Re: logical changeset generation v4

From: Andres Freund <andres(at)2ndquadrant(dot)com>
To: Robert Haas <robertmhaas(at)gmail(dot)com>
Cc: Alvaro Herrera <alvherre(at)2ndquadrant(dot)com>, pgsql-hackers(at)postgresql(dot)org
Subject: Re: logical changeset generation v4
Date: 2013-01-18 17:32:53
Message-ID: 20130118173253.GL29501@alap2.anarazel.de
Views: Raw Message | Whole Thread | Download mbox | Resend email
Thread:
Lists: pgsql-hackers

On 2013-01-18 11:48:43 -0500, Robert Haas wrote:
> On Fri, Jan 18, 2013 at 11:33 AM, Alvaro Herrera
> <alvherre(at)2ndquadrant(dot)com> wrote:
> > Andres Freund wrote:
> >
> >> [09] Adjust all *Satisfies routines to take a HeapTuple instead of a HeapTupleHeader
> >>
> >> For timetravel access to the catalog we need to be able to lookup (cmin,
> >> cmax) pairs of catalog rows when were 'inside' that TX. This patch just
> >> adapts the signature of the *Satisfies routines to expect a HeapTuple
> >> instead of a HeapTupleHeader. The amount of changes for that is fairly
> >> low as the HeapTupleSatisfiesVisibility macro already expected the
> >> former.
> >>
> >> It also makes sure the HeapTuple fields are setup in the few places that
> >> didn't already do so.
> >
> > I had a look at this part. Running the regression tests unveiled a case
> > where the tableOid wasn't being set (and thus caused an assertion to
> > fail), so I added that. I also noticed that the additions to
> > pruneheap.c are sometimes filling a tuple before it's strictly
> > necessary, leading to wasted work. Moved those too.
> >
> > Looks good to me as attached.
>
> I took a quick look at this and am just curious why we're adding the
> requirement that t_tableOid has to be initialized?

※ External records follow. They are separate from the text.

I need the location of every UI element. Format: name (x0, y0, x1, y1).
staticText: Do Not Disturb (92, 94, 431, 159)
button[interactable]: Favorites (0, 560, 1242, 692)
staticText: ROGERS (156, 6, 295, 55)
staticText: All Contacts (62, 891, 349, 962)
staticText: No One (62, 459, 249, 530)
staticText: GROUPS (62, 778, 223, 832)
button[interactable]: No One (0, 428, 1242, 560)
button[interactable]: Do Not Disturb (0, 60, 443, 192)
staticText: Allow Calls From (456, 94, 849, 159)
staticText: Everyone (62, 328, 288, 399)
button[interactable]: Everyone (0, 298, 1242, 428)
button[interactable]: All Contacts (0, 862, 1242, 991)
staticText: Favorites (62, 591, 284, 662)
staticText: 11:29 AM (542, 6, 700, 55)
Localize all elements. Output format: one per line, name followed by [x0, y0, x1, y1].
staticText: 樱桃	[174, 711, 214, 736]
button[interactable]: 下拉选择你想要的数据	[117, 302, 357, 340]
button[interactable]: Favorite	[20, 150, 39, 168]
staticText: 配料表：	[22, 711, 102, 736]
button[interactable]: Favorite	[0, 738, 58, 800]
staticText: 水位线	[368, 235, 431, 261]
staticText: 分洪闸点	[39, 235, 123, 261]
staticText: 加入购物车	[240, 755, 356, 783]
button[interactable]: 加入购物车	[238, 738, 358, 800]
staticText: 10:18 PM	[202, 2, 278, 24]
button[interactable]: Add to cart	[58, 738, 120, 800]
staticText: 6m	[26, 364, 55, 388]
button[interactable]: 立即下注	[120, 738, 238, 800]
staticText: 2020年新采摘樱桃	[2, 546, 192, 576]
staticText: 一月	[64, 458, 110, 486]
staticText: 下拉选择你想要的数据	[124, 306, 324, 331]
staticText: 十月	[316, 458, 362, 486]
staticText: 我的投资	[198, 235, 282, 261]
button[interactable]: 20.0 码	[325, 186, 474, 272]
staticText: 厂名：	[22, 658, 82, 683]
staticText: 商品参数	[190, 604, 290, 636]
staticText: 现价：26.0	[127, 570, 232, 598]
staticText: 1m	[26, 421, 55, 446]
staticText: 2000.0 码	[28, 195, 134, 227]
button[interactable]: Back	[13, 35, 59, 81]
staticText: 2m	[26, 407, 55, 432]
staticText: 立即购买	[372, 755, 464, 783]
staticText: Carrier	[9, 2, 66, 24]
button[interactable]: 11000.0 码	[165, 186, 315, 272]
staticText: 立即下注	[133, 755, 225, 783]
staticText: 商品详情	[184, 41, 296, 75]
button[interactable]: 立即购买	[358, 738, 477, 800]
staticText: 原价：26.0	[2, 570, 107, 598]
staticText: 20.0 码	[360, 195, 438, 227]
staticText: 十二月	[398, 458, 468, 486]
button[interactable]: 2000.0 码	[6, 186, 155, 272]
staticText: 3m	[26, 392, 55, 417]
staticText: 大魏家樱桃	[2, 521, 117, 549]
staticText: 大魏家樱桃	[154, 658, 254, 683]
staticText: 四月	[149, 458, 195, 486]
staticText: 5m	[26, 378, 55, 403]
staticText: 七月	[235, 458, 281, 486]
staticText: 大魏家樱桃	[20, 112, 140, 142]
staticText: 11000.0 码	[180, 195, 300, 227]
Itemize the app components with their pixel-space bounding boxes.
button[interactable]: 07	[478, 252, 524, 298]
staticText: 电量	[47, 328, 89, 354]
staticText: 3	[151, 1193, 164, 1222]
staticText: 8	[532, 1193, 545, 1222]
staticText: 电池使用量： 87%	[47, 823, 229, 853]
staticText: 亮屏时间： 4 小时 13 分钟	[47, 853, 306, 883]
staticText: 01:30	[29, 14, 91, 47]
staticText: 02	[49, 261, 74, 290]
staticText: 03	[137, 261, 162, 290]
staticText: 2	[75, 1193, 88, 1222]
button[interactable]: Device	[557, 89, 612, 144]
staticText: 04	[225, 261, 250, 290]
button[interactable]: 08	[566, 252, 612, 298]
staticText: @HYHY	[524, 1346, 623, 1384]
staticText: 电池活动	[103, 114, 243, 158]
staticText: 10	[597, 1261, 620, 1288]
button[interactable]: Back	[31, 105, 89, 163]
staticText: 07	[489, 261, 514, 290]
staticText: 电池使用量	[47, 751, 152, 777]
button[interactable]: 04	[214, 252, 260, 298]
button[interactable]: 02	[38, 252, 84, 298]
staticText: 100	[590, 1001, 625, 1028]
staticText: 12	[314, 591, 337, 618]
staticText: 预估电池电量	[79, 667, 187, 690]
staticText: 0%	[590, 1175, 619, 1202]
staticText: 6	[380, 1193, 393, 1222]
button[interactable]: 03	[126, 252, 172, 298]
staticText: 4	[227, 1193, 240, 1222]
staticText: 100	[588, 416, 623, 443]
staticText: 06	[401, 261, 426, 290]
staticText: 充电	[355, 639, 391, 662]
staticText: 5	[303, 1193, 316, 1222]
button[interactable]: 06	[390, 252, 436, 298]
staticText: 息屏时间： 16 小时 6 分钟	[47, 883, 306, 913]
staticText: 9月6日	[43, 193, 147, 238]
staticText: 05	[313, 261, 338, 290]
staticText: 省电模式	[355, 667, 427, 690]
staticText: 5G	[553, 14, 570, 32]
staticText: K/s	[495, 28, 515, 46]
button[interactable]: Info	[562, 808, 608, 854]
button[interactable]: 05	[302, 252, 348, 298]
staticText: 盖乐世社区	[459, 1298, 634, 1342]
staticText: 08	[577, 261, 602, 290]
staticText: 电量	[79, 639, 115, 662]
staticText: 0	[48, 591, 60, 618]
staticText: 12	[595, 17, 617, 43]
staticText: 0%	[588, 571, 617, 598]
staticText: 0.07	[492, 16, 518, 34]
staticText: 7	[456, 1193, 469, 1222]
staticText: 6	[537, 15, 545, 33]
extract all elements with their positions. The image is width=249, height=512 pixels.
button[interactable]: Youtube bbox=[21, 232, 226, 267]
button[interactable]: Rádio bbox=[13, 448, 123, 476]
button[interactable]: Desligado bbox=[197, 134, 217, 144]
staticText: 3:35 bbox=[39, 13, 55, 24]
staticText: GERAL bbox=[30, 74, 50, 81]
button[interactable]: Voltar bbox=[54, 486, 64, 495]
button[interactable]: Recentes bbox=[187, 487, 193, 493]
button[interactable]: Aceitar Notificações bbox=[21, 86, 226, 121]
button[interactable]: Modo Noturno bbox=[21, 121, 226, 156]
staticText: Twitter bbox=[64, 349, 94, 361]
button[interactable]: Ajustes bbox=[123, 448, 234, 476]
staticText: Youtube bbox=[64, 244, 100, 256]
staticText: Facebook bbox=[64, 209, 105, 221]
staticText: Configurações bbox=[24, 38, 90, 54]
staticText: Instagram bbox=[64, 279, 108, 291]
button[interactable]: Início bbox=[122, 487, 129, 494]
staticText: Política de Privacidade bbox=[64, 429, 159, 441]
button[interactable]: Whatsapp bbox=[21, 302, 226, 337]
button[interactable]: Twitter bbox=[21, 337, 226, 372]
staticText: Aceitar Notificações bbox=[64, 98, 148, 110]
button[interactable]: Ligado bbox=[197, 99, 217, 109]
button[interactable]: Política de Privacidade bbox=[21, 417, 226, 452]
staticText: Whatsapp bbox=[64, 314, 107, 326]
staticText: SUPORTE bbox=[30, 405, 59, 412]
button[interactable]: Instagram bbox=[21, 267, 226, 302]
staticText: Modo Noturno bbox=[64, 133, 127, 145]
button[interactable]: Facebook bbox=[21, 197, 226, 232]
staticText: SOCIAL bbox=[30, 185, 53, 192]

Its a stepping stone for catalog timetravel. I separated it into a different
patch because it seems to make the real patch easier to review without having
to deal with all those unrelated hunks.

The reason why we need t_tableOid and a valid ItemPointer is that during
catalog timetravel (so we can decode the heaptuples in WAL) we need to
see tuples in the catalog that have been changed in the transaction we
travelled to. That means we need to lookup cmin/cmax values which aren't
stored separately anymore.

My first approach was to build support for logging allocated combocids
(only for catalog tables) and use the existing combocid infrastructure
to look them up.
Turns out thats not a correct solution, consider this:
* T100: INSERT (xmin: 100, xmax: Invalid, (cmin|cmax): 3)
* T101: UPDATE (xmin: 100, xmax: 101, (cmin|cmax): 10)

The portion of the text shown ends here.